Our study possesses several notable strengths, including that the trajectories representing changes in AIP levels over time in hypertensive patients was established and this is the first large-scale prospective investigation with a 10-year follow-up duration to explore the association between longitudinal AIP patterns and incident HF in hypertensive patients.
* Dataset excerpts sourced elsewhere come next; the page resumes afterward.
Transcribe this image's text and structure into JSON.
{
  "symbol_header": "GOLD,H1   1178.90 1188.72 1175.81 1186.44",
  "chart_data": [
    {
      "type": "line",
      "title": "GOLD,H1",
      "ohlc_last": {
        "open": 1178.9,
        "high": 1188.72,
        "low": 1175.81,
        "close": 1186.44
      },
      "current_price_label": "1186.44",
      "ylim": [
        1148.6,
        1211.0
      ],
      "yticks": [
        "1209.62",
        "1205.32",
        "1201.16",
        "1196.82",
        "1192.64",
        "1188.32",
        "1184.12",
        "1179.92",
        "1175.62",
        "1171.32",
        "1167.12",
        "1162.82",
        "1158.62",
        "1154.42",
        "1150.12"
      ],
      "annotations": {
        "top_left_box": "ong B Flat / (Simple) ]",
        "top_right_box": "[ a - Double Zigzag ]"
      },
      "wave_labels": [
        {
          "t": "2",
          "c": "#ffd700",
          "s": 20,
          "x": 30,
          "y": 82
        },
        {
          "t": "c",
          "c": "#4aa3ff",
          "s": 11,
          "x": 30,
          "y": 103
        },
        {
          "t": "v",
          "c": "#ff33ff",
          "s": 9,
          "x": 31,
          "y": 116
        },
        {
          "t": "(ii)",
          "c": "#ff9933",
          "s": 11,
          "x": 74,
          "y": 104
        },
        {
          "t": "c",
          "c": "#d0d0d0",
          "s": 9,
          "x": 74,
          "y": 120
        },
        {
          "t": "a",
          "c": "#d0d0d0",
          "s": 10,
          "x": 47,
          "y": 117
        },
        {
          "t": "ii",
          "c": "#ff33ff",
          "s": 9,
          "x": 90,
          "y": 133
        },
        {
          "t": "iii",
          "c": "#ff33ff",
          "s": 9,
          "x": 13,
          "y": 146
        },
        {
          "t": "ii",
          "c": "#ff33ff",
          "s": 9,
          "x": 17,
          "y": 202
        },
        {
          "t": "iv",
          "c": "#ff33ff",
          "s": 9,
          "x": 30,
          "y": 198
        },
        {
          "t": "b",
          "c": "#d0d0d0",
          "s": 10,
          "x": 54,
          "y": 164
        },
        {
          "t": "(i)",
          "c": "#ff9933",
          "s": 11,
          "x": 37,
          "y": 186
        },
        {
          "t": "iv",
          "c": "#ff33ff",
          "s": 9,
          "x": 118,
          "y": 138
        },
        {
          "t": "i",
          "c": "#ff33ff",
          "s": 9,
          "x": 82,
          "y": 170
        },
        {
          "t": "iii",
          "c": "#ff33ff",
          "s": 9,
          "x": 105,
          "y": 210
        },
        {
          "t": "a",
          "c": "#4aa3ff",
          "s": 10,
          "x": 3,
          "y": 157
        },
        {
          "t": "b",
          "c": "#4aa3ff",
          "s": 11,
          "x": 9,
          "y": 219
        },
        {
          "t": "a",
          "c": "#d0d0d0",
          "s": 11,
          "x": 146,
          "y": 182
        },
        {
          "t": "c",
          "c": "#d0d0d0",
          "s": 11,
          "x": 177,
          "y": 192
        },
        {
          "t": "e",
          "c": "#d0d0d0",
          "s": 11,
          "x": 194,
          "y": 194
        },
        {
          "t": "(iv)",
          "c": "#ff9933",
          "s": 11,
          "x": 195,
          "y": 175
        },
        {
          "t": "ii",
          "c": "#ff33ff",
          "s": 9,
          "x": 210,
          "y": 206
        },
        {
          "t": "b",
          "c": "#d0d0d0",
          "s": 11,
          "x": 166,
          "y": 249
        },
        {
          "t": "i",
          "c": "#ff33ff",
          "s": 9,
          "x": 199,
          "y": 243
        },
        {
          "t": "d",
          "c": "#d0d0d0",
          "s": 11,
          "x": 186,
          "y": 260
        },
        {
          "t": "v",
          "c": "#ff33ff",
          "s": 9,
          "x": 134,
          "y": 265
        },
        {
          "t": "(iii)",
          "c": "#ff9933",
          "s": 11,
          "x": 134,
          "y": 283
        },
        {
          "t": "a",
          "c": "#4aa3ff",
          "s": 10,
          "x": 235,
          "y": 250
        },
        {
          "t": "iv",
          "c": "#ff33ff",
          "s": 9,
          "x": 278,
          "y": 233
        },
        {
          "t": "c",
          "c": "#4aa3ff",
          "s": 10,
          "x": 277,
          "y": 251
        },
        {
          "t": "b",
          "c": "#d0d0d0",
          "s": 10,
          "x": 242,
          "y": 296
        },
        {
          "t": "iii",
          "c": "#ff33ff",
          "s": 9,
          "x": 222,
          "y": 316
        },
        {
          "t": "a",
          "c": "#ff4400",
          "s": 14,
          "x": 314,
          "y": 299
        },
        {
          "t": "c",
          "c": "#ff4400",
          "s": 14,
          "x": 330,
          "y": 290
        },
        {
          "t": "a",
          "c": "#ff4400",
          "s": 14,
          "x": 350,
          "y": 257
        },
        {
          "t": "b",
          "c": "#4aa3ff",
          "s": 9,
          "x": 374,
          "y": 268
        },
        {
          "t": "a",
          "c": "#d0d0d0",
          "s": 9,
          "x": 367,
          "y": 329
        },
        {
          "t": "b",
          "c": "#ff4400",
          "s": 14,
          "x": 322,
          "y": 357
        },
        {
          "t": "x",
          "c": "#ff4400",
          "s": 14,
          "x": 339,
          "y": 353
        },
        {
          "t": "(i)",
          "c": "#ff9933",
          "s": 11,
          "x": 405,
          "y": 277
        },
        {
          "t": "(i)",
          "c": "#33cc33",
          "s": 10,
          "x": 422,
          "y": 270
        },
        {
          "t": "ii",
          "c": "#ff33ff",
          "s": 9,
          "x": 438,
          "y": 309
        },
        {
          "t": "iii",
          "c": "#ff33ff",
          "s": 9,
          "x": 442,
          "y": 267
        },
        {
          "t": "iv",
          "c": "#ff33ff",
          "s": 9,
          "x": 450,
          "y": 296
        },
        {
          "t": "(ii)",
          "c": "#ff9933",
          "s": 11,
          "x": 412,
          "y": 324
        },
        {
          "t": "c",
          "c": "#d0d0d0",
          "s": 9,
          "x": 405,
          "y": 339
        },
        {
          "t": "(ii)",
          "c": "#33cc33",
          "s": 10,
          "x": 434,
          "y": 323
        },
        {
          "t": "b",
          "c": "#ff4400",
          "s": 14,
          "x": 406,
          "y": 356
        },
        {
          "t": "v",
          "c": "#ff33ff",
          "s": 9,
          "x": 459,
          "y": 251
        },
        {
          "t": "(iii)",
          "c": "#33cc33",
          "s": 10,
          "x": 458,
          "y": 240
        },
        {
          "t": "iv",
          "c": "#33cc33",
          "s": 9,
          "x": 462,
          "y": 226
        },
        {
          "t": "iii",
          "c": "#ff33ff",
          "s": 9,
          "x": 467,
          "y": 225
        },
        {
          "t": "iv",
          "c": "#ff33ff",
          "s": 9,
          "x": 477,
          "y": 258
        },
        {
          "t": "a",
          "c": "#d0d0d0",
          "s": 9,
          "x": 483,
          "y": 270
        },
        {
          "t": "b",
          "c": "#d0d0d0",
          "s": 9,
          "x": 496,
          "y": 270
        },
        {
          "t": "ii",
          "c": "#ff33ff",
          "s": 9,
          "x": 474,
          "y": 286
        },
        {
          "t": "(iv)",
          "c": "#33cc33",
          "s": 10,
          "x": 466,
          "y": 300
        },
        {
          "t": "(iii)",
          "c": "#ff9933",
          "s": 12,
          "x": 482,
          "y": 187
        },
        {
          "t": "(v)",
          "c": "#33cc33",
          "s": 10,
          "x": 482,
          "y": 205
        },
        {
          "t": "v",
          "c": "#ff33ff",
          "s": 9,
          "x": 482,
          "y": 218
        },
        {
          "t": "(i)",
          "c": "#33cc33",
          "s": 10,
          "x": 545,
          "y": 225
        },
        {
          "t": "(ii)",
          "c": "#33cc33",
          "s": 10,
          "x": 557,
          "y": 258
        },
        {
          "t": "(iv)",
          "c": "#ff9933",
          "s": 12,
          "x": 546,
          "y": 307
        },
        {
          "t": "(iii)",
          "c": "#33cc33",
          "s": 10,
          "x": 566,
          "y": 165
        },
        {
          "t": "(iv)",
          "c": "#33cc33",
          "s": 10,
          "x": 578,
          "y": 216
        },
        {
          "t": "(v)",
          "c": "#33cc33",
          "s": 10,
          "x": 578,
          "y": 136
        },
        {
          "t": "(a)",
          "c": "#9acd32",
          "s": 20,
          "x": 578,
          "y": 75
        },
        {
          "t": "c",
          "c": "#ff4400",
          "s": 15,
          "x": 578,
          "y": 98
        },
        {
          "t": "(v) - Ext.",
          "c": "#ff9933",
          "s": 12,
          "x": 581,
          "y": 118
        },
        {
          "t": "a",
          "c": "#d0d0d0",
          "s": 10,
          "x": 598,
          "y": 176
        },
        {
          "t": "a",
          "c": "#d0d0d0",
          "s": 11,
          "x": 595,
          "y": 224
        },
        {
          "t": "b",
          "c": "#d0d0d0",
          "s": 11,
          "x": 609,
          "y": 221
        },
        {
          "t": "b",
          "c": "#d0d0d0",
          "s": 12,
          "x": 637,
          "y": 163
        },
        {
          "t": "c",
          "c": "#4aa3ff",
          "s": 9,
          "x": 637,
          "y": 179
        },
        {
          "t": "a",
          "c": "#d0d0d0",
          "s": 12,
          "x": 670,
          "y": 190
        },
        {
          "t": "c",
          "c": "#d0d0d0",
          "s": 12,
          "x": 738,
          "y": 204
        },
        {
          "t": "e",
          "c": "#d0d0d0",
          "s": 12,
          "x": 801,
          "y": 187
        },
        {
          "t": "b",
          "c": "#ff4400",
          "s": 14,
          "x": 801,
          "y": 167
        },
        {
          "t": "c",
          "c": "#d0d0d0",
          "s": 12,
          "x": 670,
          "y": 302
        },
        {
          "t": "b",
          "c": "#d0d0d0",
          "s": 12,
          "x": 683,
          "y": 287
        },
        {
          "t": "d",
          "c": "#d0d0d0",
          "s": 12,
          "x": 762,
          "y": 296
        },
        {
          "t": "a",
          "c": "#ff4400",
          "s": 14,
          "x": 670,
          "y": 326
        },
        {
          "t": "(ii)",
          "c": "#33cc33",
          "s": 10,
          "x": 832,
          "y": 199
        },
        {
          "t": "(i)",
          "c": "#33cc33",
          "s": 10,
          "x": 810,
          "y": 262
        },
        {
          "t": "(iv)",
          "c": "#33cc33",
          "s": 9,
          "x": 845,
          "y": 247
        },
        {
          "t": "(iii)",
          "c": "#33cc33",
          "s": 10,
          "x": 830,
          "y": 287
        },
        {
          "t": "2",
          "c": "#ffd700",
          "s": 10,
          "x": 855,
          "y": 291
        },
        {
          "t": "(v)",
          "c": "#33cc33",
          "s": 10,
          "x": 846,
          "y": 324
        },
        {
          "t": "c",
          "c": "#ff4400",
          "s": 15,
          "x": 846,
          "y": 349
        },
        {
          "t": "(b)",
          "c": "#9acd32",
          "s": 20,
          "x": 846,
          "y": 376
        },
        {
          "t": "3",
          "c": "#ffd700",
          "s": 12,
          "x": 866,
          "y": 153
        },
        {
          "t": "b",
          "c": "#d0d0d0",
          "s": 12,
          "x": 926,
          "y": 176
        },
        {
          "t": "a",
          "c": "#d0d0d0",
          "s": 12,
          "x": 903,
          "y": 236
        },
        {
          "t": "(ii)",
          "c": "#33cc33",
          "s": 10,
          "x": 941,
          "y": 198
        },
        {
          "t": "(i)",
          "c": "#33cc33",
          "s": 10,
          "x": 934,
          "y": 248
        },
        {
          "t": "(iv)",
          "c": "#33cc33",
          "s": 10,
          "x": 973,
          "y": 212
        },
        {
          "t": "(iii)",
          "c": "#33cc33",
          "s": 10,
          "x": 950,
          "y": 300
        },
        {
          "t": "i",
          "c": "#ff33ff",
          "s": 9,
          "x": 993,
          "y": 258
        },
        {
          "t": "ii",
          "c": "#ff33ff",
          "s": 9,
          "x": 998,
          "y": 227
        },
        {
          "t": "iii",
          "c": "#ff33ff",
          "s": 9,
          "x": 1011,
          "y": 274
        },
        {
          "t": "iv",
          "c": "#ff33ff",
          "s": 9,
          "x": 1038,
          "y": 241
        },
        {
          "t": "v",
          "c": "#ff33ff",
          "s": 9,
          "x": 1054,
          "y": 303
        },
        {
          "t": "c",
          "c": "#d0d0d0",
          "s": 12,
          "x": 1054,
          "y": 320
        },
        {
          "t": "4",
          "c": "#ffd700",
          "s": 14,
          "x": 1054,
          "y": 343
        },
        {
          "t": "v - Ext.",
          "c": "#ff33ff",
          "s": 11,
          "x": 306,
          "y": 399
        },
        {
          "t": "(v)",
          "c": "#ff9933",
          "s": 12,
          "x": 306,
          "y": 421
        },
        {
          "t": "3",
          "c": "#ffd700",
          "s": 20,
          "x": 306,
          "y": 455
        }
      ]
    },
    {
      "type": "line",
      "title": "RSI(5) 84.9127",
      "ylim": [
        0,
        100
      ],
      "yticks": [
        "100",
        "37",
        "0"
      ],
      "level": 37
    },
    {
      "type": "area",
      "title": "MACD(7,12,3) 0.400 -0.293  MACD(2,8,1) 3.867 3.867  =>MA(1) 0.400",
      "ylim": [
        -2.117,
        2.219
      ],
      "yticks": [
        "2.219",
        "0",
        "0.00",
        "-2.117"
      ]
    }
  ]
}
Furthermore, the Kailuan study cohort underwent rigorous biennial physical examinations to ensure strict follow-up, and the study population exhibited relative stability, enabling continuous monitoring of major outcomes throughout the entire process, thereby enhancing the reliability of the results to a certain extent. However, it is important to acknowledge certain limitations within our study. Firstly, as is true of any observational study, residual confounding may exist despite adjustments for potential covariates, and we could not determine a causal relationship between AIP trajectories and risk of HF. Secondly, the specific subtypes of HF were not extensively documented or identified in detail, which could potentially impact the clinical applicability of our findings. Lastly, generalizability may be limited as our participant pool consisted solely of northern Chinese adults residing in the Kailuan community, and fewer of them are women. Further investigations involving diverse ethnic populations are warranted to validate these results.

Conclusions

In conclusion, hypertensive patients with consistently elevated levels of AIP were at greater risk of HF, independent of baseline AIP and possibly age-dependent, with the association being more pronounced in younger age groups. Therefore, our findings highlight the importance of continuous monitoring of changes in AIP levels among patients with hypertension in clinical practice for the preventing of HF occurrence.